Send me a PM and I will get you in touch with the right person.


----------



## Slip (Jul 25, 2006)

Black Walnut is terrible for turning. Get rid of it as soon as possible. I will sacrifice and dispose of it from you because you don't want it around.







LOL

Black walnut is great for turning and beautiful wood. I have a vase I turned several years ago from a tree my brother cut down and using it for smoking meat.

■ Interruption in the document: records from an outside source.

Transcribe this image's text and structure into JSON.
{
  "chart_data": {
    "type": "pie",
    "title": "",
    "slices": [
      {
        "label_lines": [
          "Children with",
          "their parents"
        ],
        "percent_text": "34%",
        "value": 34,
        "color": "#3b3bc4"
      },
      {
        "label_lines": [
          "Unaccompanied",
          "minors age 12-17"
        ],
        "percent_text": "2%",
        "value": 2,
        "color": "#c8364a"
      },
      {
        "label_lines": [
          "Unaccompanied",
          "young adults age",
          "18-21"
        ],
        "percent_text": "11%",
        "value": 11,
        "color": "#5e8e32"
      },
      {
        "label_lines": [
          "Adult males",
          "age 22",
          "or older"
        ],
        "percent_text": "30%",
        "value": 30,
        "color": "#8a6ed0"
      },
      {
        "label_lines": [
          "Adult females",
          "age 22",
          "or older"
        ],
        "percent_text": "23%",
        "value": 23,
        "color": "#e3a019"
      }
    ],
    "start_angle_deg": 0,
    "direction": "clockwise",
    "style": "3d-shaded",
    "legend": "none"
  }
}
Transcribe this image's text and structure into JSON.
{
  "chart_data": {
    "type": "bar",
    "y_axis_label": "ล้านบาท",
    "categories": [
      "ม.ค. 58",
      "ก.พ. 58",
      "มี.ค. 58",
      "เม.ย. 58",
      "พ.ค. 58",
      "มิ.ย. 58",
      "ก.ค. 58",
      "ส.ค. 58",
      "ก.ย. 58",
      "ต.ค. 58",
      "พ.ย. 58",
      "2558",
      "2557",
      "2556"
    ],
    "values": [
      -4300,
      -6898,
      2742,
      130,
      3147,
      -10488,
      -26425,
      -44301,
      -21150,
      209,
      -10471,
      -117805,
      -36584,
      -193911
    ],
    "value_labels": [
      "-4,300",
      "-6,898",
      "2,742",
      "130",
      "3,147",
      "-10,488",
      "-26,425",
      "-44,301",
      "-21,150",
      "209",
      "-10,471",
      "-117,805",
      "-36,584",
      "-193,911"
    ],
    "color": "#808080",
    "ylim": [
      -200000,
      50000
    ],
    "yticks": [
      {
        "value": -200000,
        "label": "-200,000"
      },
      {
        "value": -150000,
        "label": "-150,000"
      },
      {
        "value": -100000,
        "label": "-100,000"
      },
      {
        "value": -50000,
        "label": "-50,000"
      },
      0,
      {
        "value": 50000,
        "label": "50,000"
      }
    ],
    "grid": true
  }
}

I got a piece and is great wood for turning.


----------



## Ryano (Jul 7, 2005)

Very nice!


----------



## biggreen (Feb 23, 2005)

It's great to cook with also. 
later, biggreen


----------



## CuzzinDave (Aug 13, 2009)

Hey yall,I am Ryano's cuzzin Dave,the one with the black walnut tree.I took a few measurments yesterday on the logs and trunk.There are several pieces in the 3' x 10" dia.
A few even bigger dia.The trunk is @ 8' from base/roots to the first fork. The forks are 16" dia. and 12" dia.Trunk circumference estimate is 40 + ".I will post a few pics later so yall can get a look.I am not a wood turnin guy,but I know you fellas with the know-how could make some use out of this stuff, other wise it will be used for whiskey drinking tournament this winter when we light the burn pile.
This tree was the deer/hog skinning tree.


----------



## Robert A. (Jan 8, 2009)

It was certainly a pleasure talking to you yesterday Dave! I will see you when I return from my trip not this weekend but perhaps the following weekend!! Hopefully i will be back by the 20th at the latest. :cheers:


----------



## Robert A. (Jan 8, 2009)

David,
It was a pleasure meeting you yesterday! Definetely money well spent & when it dries out maybe you will get to see some really nice pieces turned out of it.
Robert


----------



## pony car (Aug 30, 2009)

hey man. can iget some of this tree.. i wold be interested in the trunk. thanks


----------